Non-small cell lung cancer (NSCLC) can acquire resistance to immune checkpoint blockade agents through evolutionary culling of tumor clones harboring the mutations for cell surface neoantigens that are recognized by patients’ immune T cells, according to a small study published in Cancer Discovery.
“When the cancer cells shed these mutations, they discard the evidence that would normally lead them to be recognized by the body’s protective immune cells,” said corresponding study author and Professor of Oncology Victor Velculescu, MD, PhD, of the Sidney Kimmel Comprehensive Cancer Center and the Bloomberg-Kimmel Institute for Cancer Immunotherapy at Johns Hopkins University School of Medicine in Baltimore.
Nearly half of patients with NSCLC suffer acquired tumor resistance to checkpoint inhibitors but the underlying mechanisms have remained a “mystery,” Dr. Velculescu noted.
The researchers used whole-exome sequencing and next-generation sequencing to study four patients’ NSCLC tumors and one patient’s head and neck cancer before initiation of immune checkpoint blockade therapy with the anti-PD-1 agent nivolumab with or without the anti-CTLA4 agent ipilimumab, and again after the tumors had acquired treatment resistance.
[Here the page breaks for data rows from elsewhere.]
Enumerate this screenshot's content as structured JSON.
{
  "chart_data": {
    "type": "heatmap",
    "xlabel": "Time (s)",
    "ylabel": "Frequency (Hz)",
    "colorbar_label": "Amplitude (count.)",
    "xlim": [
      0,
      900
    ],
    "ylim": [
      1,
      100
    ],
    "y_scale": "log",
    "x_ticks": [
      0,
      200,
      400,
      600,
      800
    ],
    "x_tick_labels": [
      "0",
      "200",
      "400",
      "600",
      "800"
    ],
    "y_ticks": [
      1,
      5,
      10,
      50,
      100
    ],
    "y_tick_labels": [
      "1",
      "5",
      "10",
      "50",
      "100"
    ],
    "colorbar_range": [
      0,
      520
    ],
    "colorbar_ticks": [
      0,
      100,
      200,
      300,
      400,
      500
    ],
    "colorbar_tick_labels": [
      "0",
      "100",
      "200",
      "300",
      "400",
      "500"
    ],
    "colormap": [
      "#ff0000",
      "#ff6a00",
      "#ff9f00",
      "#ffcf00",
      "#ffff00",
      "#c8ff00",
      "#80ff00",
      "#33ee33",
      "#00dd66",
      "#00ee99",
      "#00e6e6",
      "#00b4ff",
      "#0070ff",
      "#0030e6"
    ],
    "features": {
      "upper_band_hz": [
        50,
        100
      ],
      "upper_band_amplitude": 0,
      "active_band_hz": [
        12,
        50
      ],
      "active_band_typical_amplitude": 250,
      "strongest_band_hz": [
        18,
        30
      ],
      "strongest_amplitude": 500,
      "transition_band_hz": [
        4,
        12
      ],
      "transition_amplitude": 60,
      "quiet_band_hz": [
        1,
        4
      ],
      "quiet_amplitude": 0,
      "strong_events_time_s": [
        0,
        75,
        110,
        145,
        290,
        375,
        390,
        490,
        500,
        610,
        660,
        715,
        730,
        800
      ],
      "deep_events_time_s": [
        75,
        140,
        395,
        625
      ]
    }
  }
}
They found that acquired tumor resistance was accompanied by the loss of between seven and 18 neoantigen-encoding tumor mutations. Neoantigen loss “occurred through elimination of tumor subclones or through deletion of chromosomal regions” that contained mutations, they concluded.
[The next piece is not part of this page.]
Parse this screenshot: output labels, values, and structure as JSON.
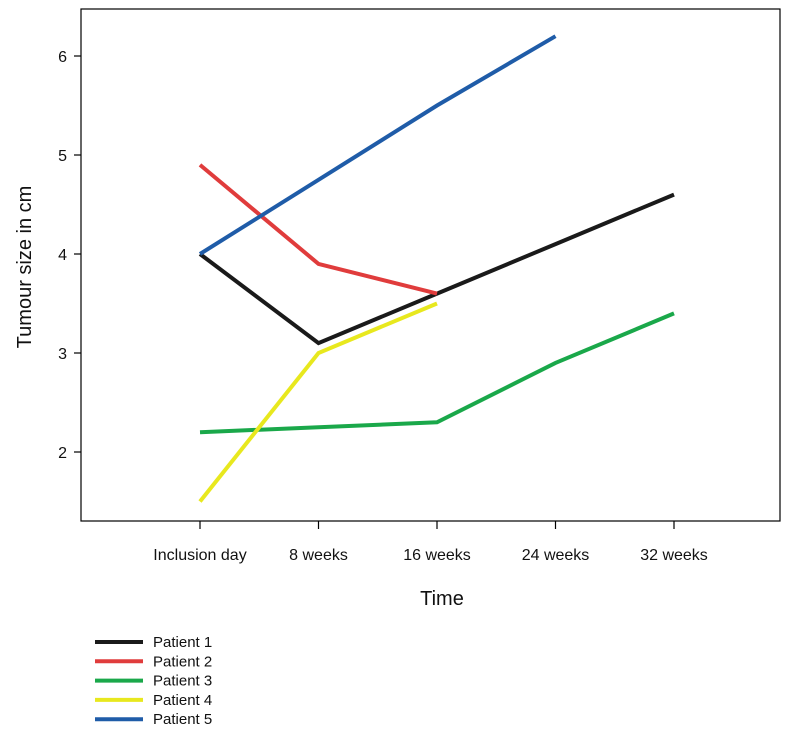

“In some instances, we found that chromosomes in the cancer cells’ nuclei were missing an entire arm containing these mutated genes,” Dr. Velculescu noted.
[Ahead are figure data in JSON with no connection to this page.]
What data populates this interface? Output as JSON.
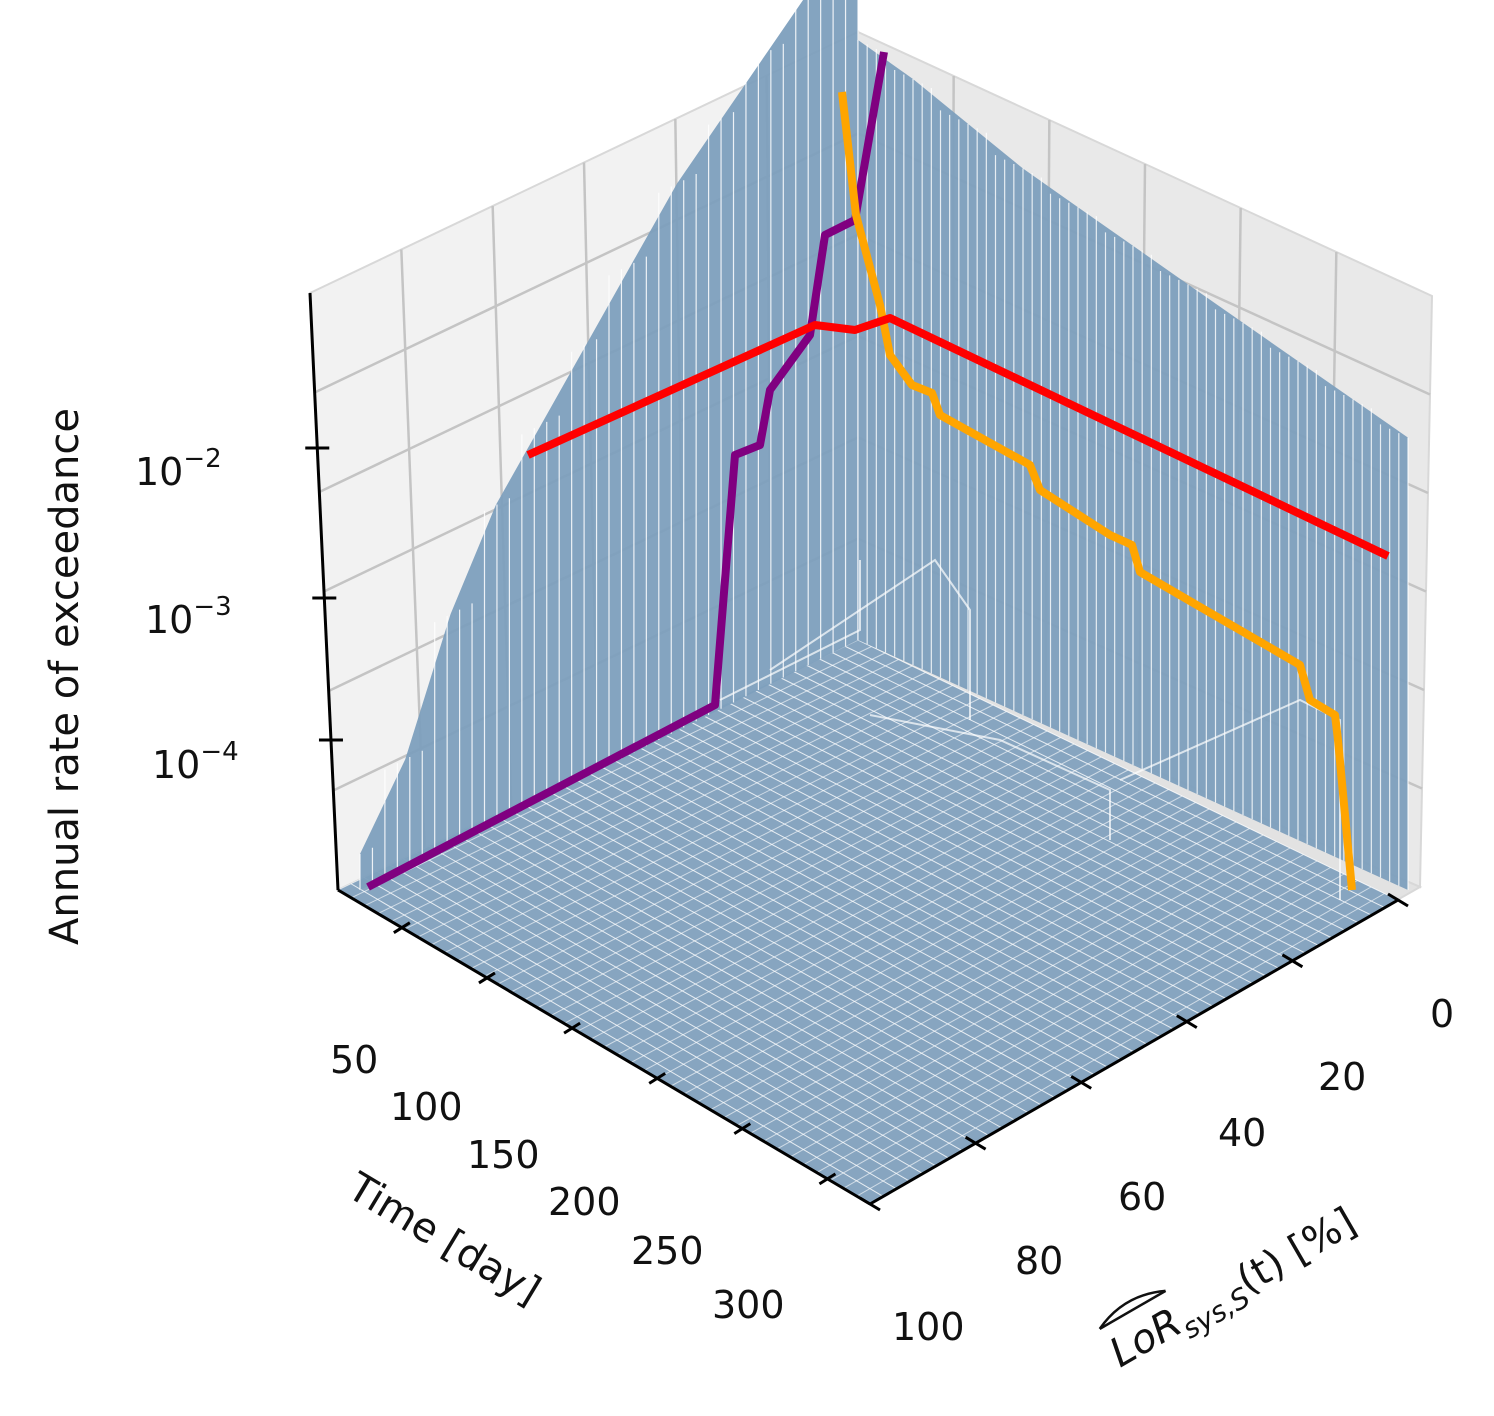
{
  "chart_data": {
    "type": "surface3d",
    "zlabel": "Annual rate of exceedance",
    "zscale": "log",
    "z_ticks": [
      {
        "base": "10",
        "exp": "−2",
        "value": 0.01
      },
      {
        "base": "10",
        "exp": "−3",
        "value": 0.001
      },
      {
        "base": "10",
        "exp": "−4",
        "value": 0.0001
      }
    ],
    "xlabel": "Time [day]",
    "x_ticks": [
      "50",
      "100",
      "150",
      "200",
      "250",
      "300"
    ],
    "x_range": [
      0,
      365
    ],
    "ylabel": {
      "main": "LoR",
      "sub": "sys,S",
      "rest": "(t) [%]"
    },
    "y_ticks": [
      "0",
      "20",
      "40",
      "60",
      "80",
      "100"
    ],
    "y_range": [
      0,
      100
    ],
    "surface_color": "#7d9fbd",
    "grid": true,
    "lines": [
      {
        "color": "#800080",
        "description_points": [
          [
            365,
            100
          ],
          [
            365,
            60
          ],
          [
            365,
            40
          ],
          [
            365,
            0
          ]
        ]
      },
      {
        "color": "#ffa500",
        "description_points": [
          [
            0,
            0
          ],
          [
            0,
            20
          ],
          [
            0,
            40
          ],
          [
            0,
            60
          ]
        ]
      },
      {
        "color": "#ff0000",
        "description_points": [
          [
            0,
            0
          ],
          [
            365,
            0
          ]
        ]
      }
    ]
  }
}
The researchers subsequently cultured the neoantigen proteins missing from immunotherapy-resistant tumors with immune cells from patient blood samples and found that up to six of the mutant neoantigens were indeed recognized by immune T cells. Neoantigens associated with HELB, SCL26A7 and PGAP1 mutations were associated with clonal T-cell expansion, for example.
The findings “imply that widening the breadth of neoantigen reactivity may mitigate the development of acquired resistance” to immunotherapies, the authors concluded.
“Checkpoint inhibitors are one of the most exciting recent advances for cancers, but the mechanism by which most patients become resistant to these therapies has been a mystery,” he said. “Our findings offer evidence about how cancer cells evolve during immunotherapy.”